Sosyolog olan ve aynı zamanda kamuoyu araştırmaları yapan András Kovács’ın tezi ise, Macaristan’ın Soğuk Savaş sonrası yaşadığı büyük sosyoekonomik dönüşüm ile beraber, toplumsal değerleri yeniden tanımlamak zorunluluğu ile karşılaştığı... Toplumda, ortaklaşılarak bir yeni “ilkeler bütünü” üretilemediği için, bir yitmişlik, kayıplık, hiçlik duygusunun oluştuğu ve toplumsal bağların iyiden iyiye koptuğu... Sosyolojide Durkheim’in “anomie” olarak adlandırdığı bu hâlin yarattığı ilkesel boşluğu da, “milliyetçiliğe” vurgu yapan kavramlar, söylemler ile Fidesz’in doldurduğunu, “yeni toplumsal bağlar ördüğü algısını yarattığını” öne sürüyor eski hocam...
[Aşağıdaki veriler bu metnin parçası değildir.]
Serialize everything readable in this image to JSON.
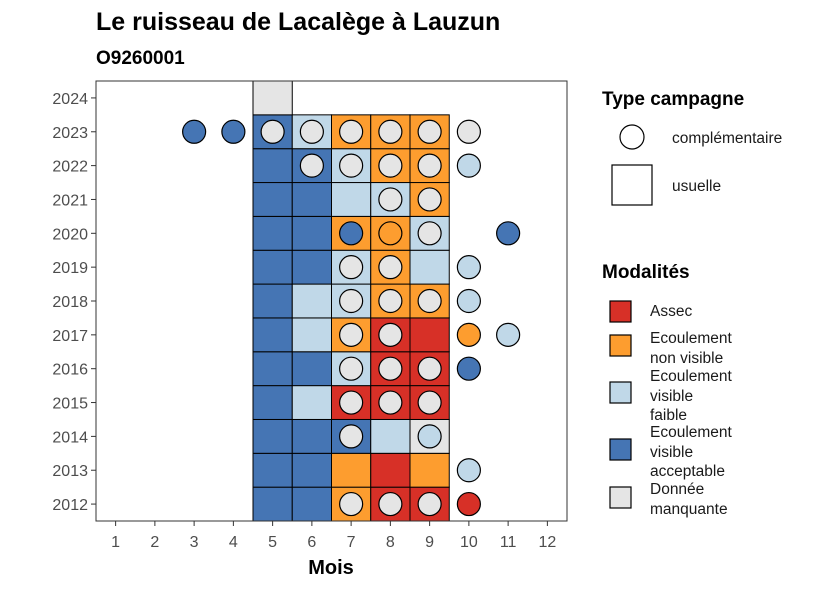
{
  "chart_data": {
    "type": "heatmap",
    "title": "Le ruisseau de Lacalège à Lauzun",
    "subtitle": "O9260001",
    "xlabel": "Mois",
    "ylabel": "",
    "x_ticks": [
      "1",
      "2",
      "3",
      "4",
      "5",
      "6",
      "7",
      "8",
      "9",
      "10",
      "11",
      "12"
    ],
    "y_ticks": [
      "2012",
      "2013",
      "2014",
      "2015",
      "2016",
      "2017",
      "2018",
      "2019",
      "2020",
      "2021",
      "2022",
      "2023",
      "2024"
    ],
    "xlim": [
      0.5,
      12.5
    ],
    "ylim": [
      2011.5,
      2024.5
    ],
    "grid": false,
    "legend_position": "right",
    "colors": {
      "assec": "#d73027",
      "ecoulement_non_visible": "#fd9d2f",
      "ecoulement_visible_faible": "#c0d8e8",
      "ecoulement_visible_acceptable": "#4575b4",
      "donnee_manquante": "#e5e5e5"
    },
    "legend": {
      "type_campagne": {
        "title": "Type campagne",
        "items": [
          {
            "key": "complementaire",
            "label": "complémentaire",
            "shape": "circle"
          },
          {
            "key": "usuelle",
            "label": "usuelle",
            "shape": "square"
          }
        ]
      },
      "modalites": {
        "title": "Modalités",
        "items": [
          {
            "key": "assec",
            "lines": [
              "Assec"
            ]
          },
          {
            "key": "ecoulement_non_visible",
            "lines": [
              "Ecoulement",
              "non visible"
            ]
          },
          {
            "key": "ecoulement_visible_faible",
            "lines": [
              "Ecoulement",
              "visible",
              "faible"
            ]
          },
          {
            "key": "ecoulement_visible_acceptable",
            "lines": [
              "Ecoulement",
              "visible",
              "acceptable"
            ]
          },
          {
            "key": "donnee_manquante",
            "lines": [
              "Donnée",
              "manquante"
            ]
          }
        ]
      }
    },
    "usuelle": [
      {
        "year": 2012,
        "month": 5,
        "modalite": "ecoulement_visible_acceptable"
      },
      {
        "year": 2012,
        "month": 6,
        "modalite": "ecoulement_visible_acceptable"
      },
      {
        "year": 2012,
        "month": 7,
        "modalite": "ecoulement_non_visible"
      },
      {
        "year": 2012,
        "month": 8,
        "modalite": "assec"
      },
      {
        "year": 2012,
        "month": 9,
        "modalite": "assec"
      },
      {
        "year": 2013,
        "month": 5,
        "modalite": "ecoulement_visible_acceptable"
      },
      {
        "year": 2013,
        "month": 6,
        "modalite": "ecoulement_visible_acceptable"
      },
      {
        "year": 2013,
        "month": 7,
        "modalite": "ecoulement_non_visible"
      },
      {
        "year": 2013,
        "month": 8,
        "modalite": "assec"
      },
      {
        "year": 2013,
        "month": 9,
        "modalite": "ecoulement_non_visible"
      },
      {
        "year": 2014,
        "month": 5,
        "modalite": "ecoulement_visible_acceptable"
      },
      {
        "year": 2014,
        "month": 6,
        "modalite": "ecoulement_visible_acceptable"
      },
      {
        "year": 2014,
        "month": 7,
        "modalite": "ecoulement_visible_acceptable"
      },
      {
        "year": 2014,
        "month": 8,
        "modalite": "ecoulement_visible_faible"
      },
      {
        "year": 2014,
        "month": 9,
        "modalite": "donnee_manquante"
      },
      {
        "year": 2015,
        "month": 5,
        "modalite": "ecoulement_visible_acceptable"
      },
      {
        "year": 2015,
        "month": 6,
        "modalite": "ecoulement_visible_faible"
      },
      {
        "year": 2015,
        "month": 7,
        "modalite": "assec"
      },
      {
        "year": 2015,
        "month": 8,
        "modalite": "assec"
      },
      {
        "year": 2015,
        "month": 9,
        "modalite": "assec"
      },
      {
        "year": 2016,
        "month": 5,
        "modalite": "ecoulement_visible_acceptable"
      },
      {
        "year": 2016,
        "month": 6,
        "modalite": "ecoulement_visible_acceptable"
      },
      {
        "year": 2016,
        "month": 7,
        "modalite": "ecoulement_visible_faible"
      },
      {
        "year": 2016,
        "month": 8,
        "modalite": "assec"
      },
      {
        "year": 2016,
        "month": 9,
        "modalite": "assec"
      },
      {
        "year": 2017,
        "month": 5,
        "modalite": "ecoulement_visible_acceptable"
      },
      {
        "year": 2017,
        "month": 6,
        "modalite": "ecoulement_visible_faible"
      },
      {
        "year": 2017,
        "month": 7,
        "modalite": "ecoulement_non_visible"
      },
      {
        "year": 2017,
        "month": 8,
        "modalite": "assec"
      },
      {
        "year": 2017,
        "month": 9,
        "modalite": "assec"
      },
      {
        "year": 2018,
        "month": 5,
        "modalite": "ecoulement_visible_acceptable"
      },
      {
        "year": 2018,
        "month": 6,
        "modalite": "ecoulement_visible_faible"
      },
      {
        "year": 2018,
        "month": 7,
        "modalite": "ecoulement_visible_faible"
      },
      {
        "year": 2018,
        "month": 8,
        "modalite": "ecoulement_non_visible"
      },
      {
        "year": 2018,
        "month": 9,
        "modalite": "ecoulement_non_visible"
      },
      {
        "year": 2019,
        "month": 5,
        "modalite": "ecoulement_visible_acceptable"
      },
      {
        "year": 2019,
        "month": 6,
        "modalite": "ecoulement_visible_acceptable"
      },
      {
        "year": 2019,
        "month": 7,
        "modalite": "ecoulement_visible_faible"
      },
      {
        "year": 2019,
        "month": 8,
        "modalite": "ecoulement_non_visible"
      },
      {
        "year": 2019,
        "month": 9,
        "modalite": "ecoulement_visible_faible"
      },
      {
        "year": 2020,
        "month": 5,
        "modalite": "ecoulement_visible_acceptable"
      },
      {
        "year": 2020,
        "month": 6,
        "modalite": "ecoulement_visible_acceptable"
      },
      {
        "year": 2020,
        "month": 7,
        "modalite": "ecoulement_non_visible"
      },
      {
        "year": 2020,
        "month": 8,
        "modalite": "ecoulement_non_visible"
      },
      {
        "year": 2020,
        "month": 9,
        "modalite": "ecoulement_visible_faible"
      },
      {
        "year": 2021,
        "month": 5,
        "modalite": "ecoulement_visible_acceptable"
      },
      {
        "year": 2021,
        "month": 6,
        "modalite": "ecoulement_visible_acceptable"
      },
      {
        "year": 2021,
        "month": 7,
        "modalite": "ecoulement_visible_faible"
      },
      {
        "year": 2021,
        "month": 8,
        "modalite": "ecoulement_visible_faible"
      },
      {
        "year": 2021,
        "month": 9,
        "modalite": "ecoulement_non_visible"
      },
      {
        "year": 2022,
        "month": 5,
        "modalite": "ecoulement_visible_acceptable"
      },
      {
        "year": 2022,
        "month": 6,
        "modalite": "ecoulement_visible_acceptable"
      },
      {
        "year": 2022,
        "month": 7,
        "modalite": "ecoulement_visible_faible"
      },
      {
        "year": 2022,
        "month": 8,
        "modalite": "ecoulement_non_visible"
      },
      {
        "year": 2022,
        "month": 9,
        "modalite": "ecoulement_non_visible"
      },
      {
        "year": 2023,
        "month": 5,
        "modalite": "ecoulement_visible_acceptable"
      },
      {
        "year": 2023,
        "month": 6,
        "modalite": "ecoulement_visible_faible"
      },
      {
        "year": 2023,
        "month": 7,
        "modalite": "ecoulement_non_visible"
      },
      {
        "year": 2023,
        "month": 8,
        "modalite": "ecoulement_non_visible"
      },
      {
        "year": 2023,
        "month": 9,
        "modalite": "ecoulement_non_visible"
      },
      {
        "year": 2024,
        "month": 5,
        "modalite": "donnee_manquante"
      }
    ],
    "complementaire": [
      {
        "year": 2012,
        "month": 7,
        "modalite": "donnee_manquante"
      },
      {
        "year": 2012,
        "month": 8,
        "modalite": "donnee_manquante"
      },
      {
        "year": 2012,
        "month": 9,
        "modalite": "donnee_manquante"
      },
      {
        "year": 2012,
        "month": 10,
        "modalite": "assec"
      },
      {
        "year": 2013,
        "month": 10,
        "modalite": "ecoulement_visible_faible"
      },
      {
        "year": 2014,
        "month": 7,
        "modalite": "donnee_manquante"
      },
      {
        "year": 2014,
        "month": 9,
        "modalite": "ecoulement_visible_faible"
      },
      {
        "year": 2015,
        "month": 7,
        "modalite": "donnee_manquante"
      },
      {
        "year": 2015,
        "month": 8,
        "modalite": "donnee_manquante"
      },
      {
        "year": 2015,
        "month": 9,
        "modalite": "donnee_manquante"
      },
      {
        "year": 2016,
        "month": 7,
        "modalite": "donnee_manquante"
      },
      {
        "year": 2016,
        "month": 8,
        "modalite": "donnee_manquante"
      },
      {
        "year": 2016,
        "month": 9,
        "modalite": "donnee_manquante"
      },
      {
        "year": 2016,
        "month": 10,
        "modalite": "ecoulement_visible_acceptable"
      },
      {
        "year": 2017,
        "month": 7,
        "modalite": "donnee_manquante"
      },
      {
        "year": 2017,
        "month": 8,
        "modalite": "donnee_manquante"
      },
      {
        "year": 2017,
        "month": 10,
        "modalite": "ecoulement_non_visible"
      },
      {
        "year": 2017,
        "month": 11,
        "modalite": "ecoulement_visible_faible"
      },
      {
        "year": 2018,
        "month": 7,
        "modalite": "donnee_manquante"
      },
      {
        "year": 2018,
        "month": 8,
        "modalite": "donnee_manquante"
      },
      {
        "year": 2018,
        "month": 9,
        "modalite": "donnee_manquante"
      },
      {
        "year": 2018,
        "month": 10,
        "modalite": "ecoulement_visible_faible"
      },
      {
        "year": 2019,
        "month": 7,
        "modalite": "donnee_manquante"
      },
      {
        "year": 2019,
        "month": 8,
        "modalite": "donnee_manquante"
      },
      {
        "year": 2019,
        "month": 10,
        "modalite": "ecoulement_visible_faible"
      },
      {
        "year": 2020,
        "month": 7,
        "modalite": "ecoulement_visible_acceptable"
      },
      {
        "year": 2020,
        "month": 8,
        "modalite": "ecoulement_non_visible"
      },
      {
        "year": 2020,
        "month": 9,
        "modalite": "donnee_manquante"
      },
      {
        "year": 2020,
        "month": 11,
        "modalite": "ecoulement_visible_acceptable"
      },
      {
        "year": 2021,
        "month": 8,
        "modalite": "donnee_manquante"
      },
      {
        "year": 2021,
        "month": 9,
        "modalite": "donnee_manquante"
      },
      {
        "year": 2022,
        "month": 6,
        "modalite": "donnee_manquante"
      },
      {
        "year": 2022,
        "month": 7,
        "modalite": "donnee_manquante"
      },
      {
        "year": 2022,
        "month": 8,
        "modalite": "donnee_manquante"
      },
      {
        "year": 2022,
        "month": 9,
        "modalite": "donnee_manquante"
      },
      {
        "year": 2022,
        "month": 10,
        "modalite": "ecoulement_visible_faible"
      },
      {
        "year": 2023,
        "month": 3,
        "modalite": "ecoulement_visible_acceptable"
      },
      {
        "year": 2023,
        "month": 4,
        "modalite": "ecoulement_visible_acceptable"
      },
      {
        "year": 2023,
        "month": 5,
        "modalite": "donnee_manquante"
      },
      {
        "year": 2023,
        "month": 6,
        "modalite": "donnee_manquante"
      },
      {
        "year": 2023,
        "month": 7,
        "modalite": "donnee_manquante"
      },
      {
        "year": 2023,
        "month": 8,
        "modalite": "donnee_manquante"
      },
      {
        "year": 2023,
        "month": 9,
        "modalite": "donnee_manquante"
      },
      {
        "year": 2023,
        "month": 10,
        "modalite": "donnee_manquante"
      }
    ]
  }
}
Ne var ki, bana kalırsa, tıpkı Türkiye’de AKP’nin gibi, Fidesz’in söylemine, tek bir “etiketle” açıklama getirmek mümkün değil. Milliyetçiliğin de, “klasik hâlinden” farklı bir yaklaşım sözkonusu; bu “neo-milliyetçilik”te, dincilik, muhafazakârlık, sağcılık, mezhepçilik, iç içe geçiyor. Sadece Fidesz değil, Jobbik de, böylesi “bukalemun” bir yapıya sahip.